The emergence of the movement of technocrats

In the third decade of the twentieth century in the States, when society was undergoing an economic crisis, a movement arose, such as technocracy. The definition of his program and principles was based on the idea of an ideal social mechanism, which fully corresponded to the ideas of Veblen. The adherents of the technocracy proclaimed the coming new time, a society in which all needs are met, a society in which engineers and technicians will take the leading positions. They also provided for the regulation of the economic sphere without crises, the correct allocation of resources and other issues.

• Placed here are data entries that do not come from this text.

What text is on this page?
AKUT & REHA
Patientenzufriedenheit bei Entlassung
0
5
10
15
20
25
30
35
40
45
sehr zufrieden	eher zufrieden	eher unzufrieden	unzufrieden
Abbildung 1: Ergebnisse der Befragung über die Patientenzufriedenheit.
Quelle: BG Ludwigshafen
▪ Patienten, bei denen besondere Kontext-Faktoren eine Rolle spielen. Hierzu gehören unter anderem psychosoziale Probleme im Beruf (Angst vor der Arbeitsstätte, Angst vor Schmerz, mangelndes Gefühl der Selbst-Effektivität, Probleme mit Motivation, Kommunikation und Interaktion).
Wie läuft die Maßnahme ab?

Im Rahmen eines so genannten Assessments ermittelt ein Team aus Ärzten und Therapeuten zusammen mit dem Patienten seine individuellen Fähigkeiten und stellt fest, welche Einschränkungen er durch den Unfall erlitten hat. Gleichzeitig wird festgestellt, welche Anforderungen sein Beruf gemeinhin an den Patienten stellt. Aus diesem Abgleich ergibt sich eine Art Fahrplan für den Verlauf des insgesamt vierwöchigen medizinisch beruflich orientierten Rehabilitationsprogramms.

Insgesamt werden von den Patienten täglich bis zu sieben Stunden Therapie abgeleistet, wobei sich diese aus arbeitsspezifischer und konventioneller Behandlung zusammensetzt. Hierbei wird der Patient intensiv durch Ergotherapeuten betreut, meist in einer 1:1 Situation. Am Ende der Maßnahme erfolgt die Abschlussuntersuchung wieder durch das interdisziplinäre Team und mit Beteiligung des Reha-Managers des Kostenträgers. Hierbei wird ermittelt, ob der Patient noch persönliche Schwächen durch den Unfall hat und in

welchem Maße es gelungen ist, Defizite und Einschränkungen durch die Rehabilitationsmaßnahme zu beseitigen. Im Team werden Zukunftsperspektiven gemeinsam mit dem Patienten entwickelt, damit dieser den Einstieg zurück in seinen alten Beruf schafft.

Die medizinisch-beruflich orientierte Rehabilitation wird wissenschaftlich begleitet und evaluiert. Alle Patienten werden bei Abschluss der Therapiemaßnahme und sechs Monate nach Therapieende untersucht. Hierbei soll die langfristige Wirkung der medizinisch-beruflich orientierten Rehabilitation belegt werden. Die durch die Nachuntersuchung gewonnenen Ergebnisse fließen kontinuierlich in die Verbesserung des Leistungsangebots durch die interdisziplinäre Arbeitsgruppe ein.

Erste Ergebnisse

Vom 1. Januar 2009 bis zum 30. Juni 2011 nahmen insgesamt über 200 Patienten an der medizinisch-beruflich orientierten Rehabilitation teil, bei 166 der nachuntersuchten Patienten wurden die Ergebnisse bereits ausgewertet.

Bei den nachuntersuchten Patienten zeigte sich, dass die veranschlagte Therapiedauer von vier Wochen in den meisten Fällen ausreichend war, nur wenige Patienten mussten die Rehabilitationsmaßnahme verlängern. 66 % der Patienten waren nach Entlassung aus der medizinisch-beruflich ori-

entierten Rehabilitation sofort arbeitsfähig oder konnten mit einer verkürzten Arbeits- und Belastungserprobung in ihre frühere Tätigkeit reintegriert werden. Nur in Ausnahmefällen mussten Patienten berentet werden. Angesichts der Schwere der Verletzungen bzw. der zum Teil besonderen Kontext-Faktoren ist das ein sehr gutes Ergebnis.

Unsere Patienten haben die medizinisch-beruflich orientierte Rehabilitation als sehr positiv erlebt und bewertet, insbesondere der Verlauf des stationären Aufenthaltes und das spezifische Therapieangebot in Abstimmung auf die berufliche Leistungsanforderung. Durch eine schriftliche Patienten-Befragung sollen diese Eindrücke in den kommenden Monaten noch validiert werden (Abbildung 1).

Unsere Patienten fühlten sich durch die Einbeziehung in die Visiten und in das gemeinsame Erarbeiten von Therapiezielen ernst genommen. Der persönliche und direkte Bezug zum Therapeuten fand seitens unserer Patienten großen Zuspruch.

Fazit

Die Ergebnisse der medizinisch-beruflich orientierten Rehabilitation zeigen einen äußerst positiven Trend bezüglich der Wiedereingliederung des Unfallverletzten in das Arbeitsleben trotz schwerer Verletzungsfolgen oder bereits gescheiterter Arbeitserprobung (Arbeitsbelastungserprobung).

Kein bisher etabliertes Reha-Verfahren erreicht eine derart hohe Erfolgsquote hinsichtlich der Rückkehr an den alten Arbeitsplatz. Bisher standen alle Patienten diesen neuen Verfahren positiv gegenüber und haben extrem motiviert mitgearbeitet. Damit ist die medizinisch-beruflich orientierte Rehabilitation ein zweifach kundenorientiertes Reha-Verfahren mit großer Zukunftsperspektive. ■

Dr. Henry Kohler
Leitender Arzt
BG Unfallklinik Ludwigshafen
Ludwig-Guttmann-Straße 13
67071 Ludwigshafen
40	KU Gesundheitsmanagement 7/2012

Movement of technocrats gained momentum. More than three hundred organizations emerged who dreamed of an industrial coup and scientific planning applicable to the entire country.

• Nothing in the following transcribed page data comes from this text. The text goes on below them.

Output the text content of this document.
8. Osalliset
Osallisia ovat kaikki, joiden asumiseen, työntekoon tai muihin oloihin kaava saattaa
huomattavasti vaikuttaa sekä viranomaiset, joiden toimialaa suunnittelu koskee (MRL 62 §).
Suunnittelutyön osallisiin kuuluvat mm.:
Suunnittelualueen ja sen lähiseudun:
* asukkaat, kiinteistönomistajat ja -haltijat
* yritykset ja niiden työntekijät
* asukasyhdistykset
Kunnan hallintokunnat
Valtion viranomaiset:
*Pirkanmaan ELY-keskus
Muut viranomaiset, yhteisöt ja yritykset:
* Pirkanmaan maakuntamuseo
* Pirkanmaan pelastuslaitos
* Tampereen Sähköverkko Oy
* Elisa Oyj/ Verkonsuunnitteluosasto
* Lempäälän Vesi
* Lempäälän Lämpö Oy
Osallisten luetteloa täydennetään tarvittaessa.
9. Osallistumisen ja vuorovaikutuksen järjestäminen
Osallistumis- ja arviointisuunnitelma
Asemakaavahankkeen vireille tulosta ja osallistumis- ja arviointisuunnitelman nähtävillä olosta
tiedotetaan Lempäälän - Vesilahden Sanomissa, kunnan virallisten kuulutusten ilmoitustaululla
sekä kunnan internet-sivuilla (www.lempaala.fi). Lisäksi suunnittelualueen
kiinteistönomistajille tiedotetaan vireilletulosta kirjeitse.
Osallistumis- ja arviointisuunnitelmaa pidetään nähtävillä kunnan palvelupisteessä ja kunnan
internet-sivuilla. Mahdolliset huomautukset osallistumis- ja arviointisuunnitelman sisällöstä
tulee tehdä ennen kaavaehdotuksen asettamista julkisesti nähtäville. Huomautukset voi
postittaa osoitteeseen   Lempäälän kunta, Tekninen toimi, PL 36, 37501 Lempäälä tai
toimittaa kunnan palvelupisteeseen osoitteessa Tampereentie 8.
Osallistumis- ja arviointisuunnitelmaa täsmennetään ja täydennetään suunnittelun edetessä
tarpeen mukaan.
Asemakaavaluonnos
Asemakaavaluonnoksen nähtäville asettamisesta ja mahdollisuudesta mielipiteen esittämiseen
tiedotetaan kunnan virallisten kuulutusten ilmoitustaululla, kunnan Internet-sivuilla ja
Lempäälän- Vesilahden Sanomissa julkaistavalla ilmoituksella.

Technocracy in the works of Bernheim and Galbraith

In 1941, James Bernheim, a sociologist from America, published the book The Revolution of Managers. In it, he argued that technocracy is a real political line in several countries. He noted that the technocratic revolution so influences society, that not socialism replaces capitalism, but "a society of managers." Control is related to property, in the absence of one there is no other. Ownership and control in the state and large corporations are divided. Bernheim believed that property should belong to supervisors, that is managers.

In the 1960s and 1970s, the idea of technocracy was developed in the works of John Kenneth Galbraith "Economic Theories and Society Objectives" and "The New Industrial Society." At the heart of Galbraith's concept is the concept of "technostructure," it is the social hierarchy of specialists in the technical sphere, it is "the bearer of collective intelligence and decisions."

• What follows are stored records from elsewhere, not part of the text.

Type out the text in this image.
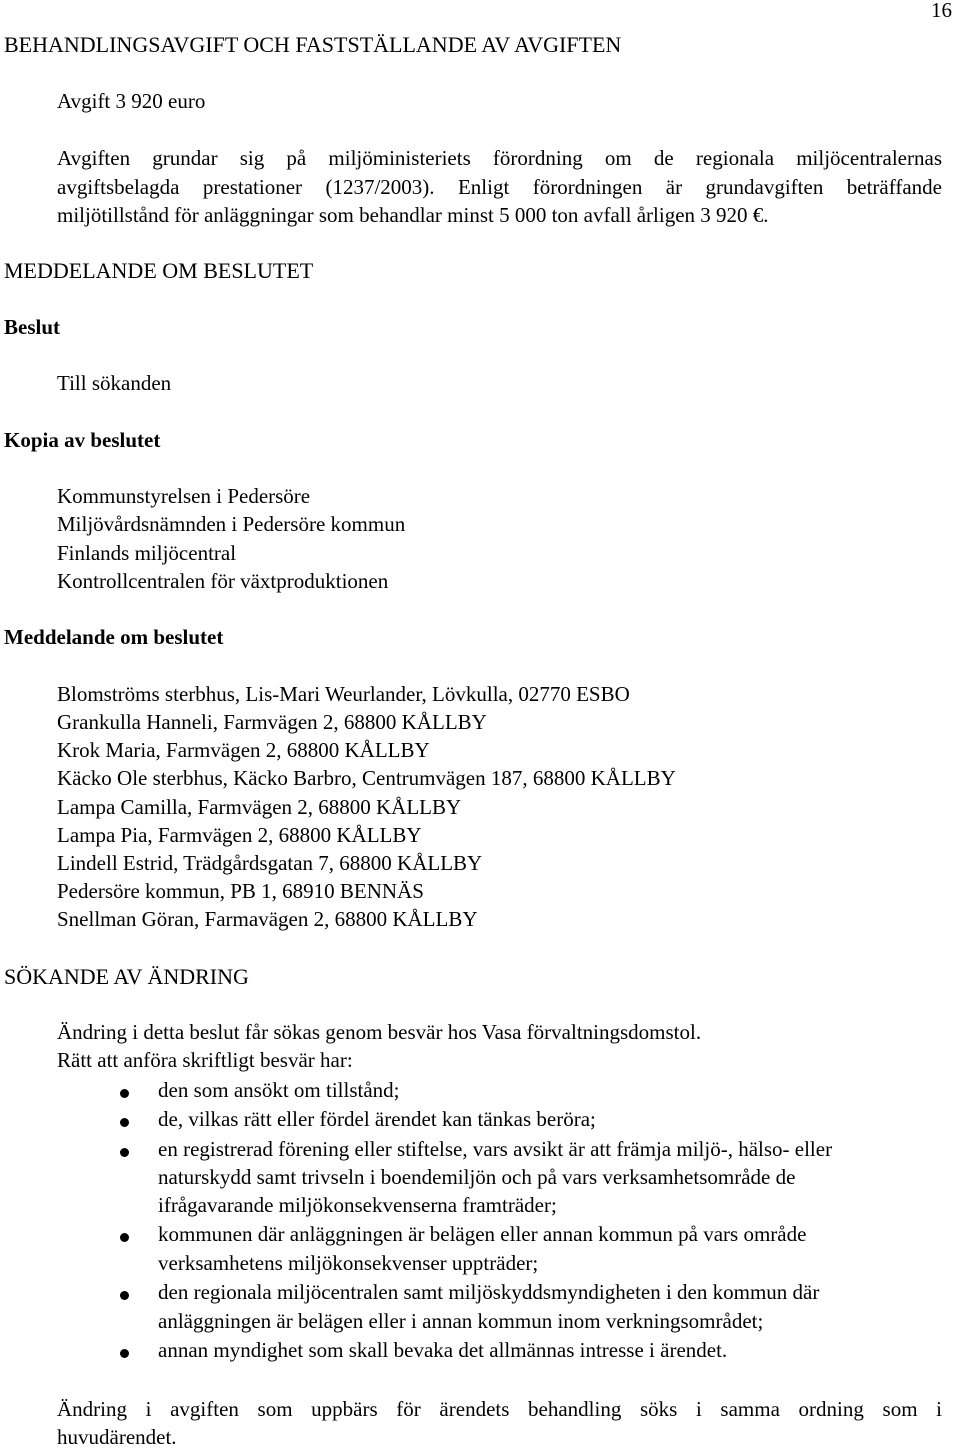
16
BEHANDLINGSAVGIFT OCH FASTSTÄLLANDE AV AVGIFTEN
Avgift 3 920 euro
Avgiften grundar sig på miljöministeriets förordning om de regionala miljöcentralernas
avgiftsbelagda prestationer (1237/2003). Enligt förordningen är grundavgiften beträffande
miljötillstånd för anläggningar som behandlar minst 5 000 ton avfall årligen 3 920 €.
MEDDELANDE OM BESLUTET
Beslut
Till sökanden
Kopia av beslutet
Kommunstyrelsen i Pedersöre
Miljövårdsnämnden i Pedersöre kommun
Finlands miljöcentral
Kontrollcentralen för växtproduktionen
Meddelande om beslutet
Blomströms sterbhus, Lis-Mari Weurlander, Lövkulla, 02770 ESBO
Grankulla Hanneli, Farmvägen 2, 68800 KÅLLBY
Krok Maria, Farmvägen 2, 68800 KÅLLBY
Käcko Ole sterbhus, Käcko Barbro, Centrumvägen 187, 68800 KÅLLBY
Lampa Camilla, Farmvägen 2, 68800 KÅLLBY
Lampa Pia, Farmvägen 2, 68800 KÅLLBY
Lindell Estrid, Trädgårdsgatan 7, 68800 KÅLLBY
Pedersöre kommun, PB 1, 68910 BENNÄS
Snellman Göran, Farmavägen 2, 68800 KÅLLBY
SÖKANDE AV ÄNDRING
Ändring i detta beslut får sökas genom besvär hos Vasa förvaltningsdomstol.
Rätt att anföra skriftligt besvär har:
den som ansökt om tillstånd;
de, vilkas rätt eller fördel ärendet kan tänkas beröra;
en registrerad förening eller stiftelse, vars avsikt är att främja miljö-, hälso- eller
naturskydd samt trivseln i boendemiljön och på vars verksamhetsområde de
ifrågavarande miljökonsekvenserna framträder;
kommunen där anläggningen är belägen eller annan kommun på vars område
verksamhetens miljökonsekvenser uppträder;
den regionala miljöcentralen samt miljöskyddsmyndigheten i den kommun där
anläggningen är belägen eller i annan kommun inom verkningsområdet;
annan myndighet som skall bevaka det allmännas intresse i ärendet.
Ändring i avgiften som uppbärs för ärendets behandling söks i samma ordning som i
huvudärendet.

The more actively industrial society develops , the "technostructure" becomes more and more important not only in economic issues, but also in public administration. It is for this reason that political authority should be concentrated among technical specialists who apply knowledge and science for the management of society.

Technocracy is the basis of the theory of the "technotronic society" of Zbigniew Brzezinski and the "postindustrial society" of Daniel Bell.

Technocrat Daniel Bell

Daniel Bell is a sociologist and professor at Harvard, representing a technocratic direction in philosophy. In the sixties he introduced the theory of the postindustrial society. In it, Bell outlined the vision of changes in capitalism as a result of the influence of progress in science and technology, its transformation into a new system that would differ from an industrial society and be freed from its paradoxes.

Criticism of Technocratic Principles

The reality of the technocrats' predictions for a long time did not cause doubts. In the second half of the twentieth century, it was time for amazing discoveries, increasing productivity and improving living standards in many countries. Simultaneously with positive processes, technological progress led to the intensification of many negative phenomena that put human existence at risk. Criticism of technocracy, idealized perspectives was expressed in a selection of works of art, which included anti-utopias: Karl Vonnegut's Utopia 14, Ray Bradbury's 451 degrees Fahrenheit, Aldous Huxley's Brave New World, George Orwell's 1984 These works serve as a threat to mankind, condemnation of the totalitarian society of technocrats, in which the freedom and individuality of man are suppressed by extremely advanced science and technology.

An actual view of the technocracy

Today, philosophers view the problem of technocracy as one of the most urgent. Those who condemn the technocratic principles firmly believe that philosophy, armed with ethical, philosophical-legal, sociological and fundamental goals, could assure the society that technocracy is an unreasonable path of development.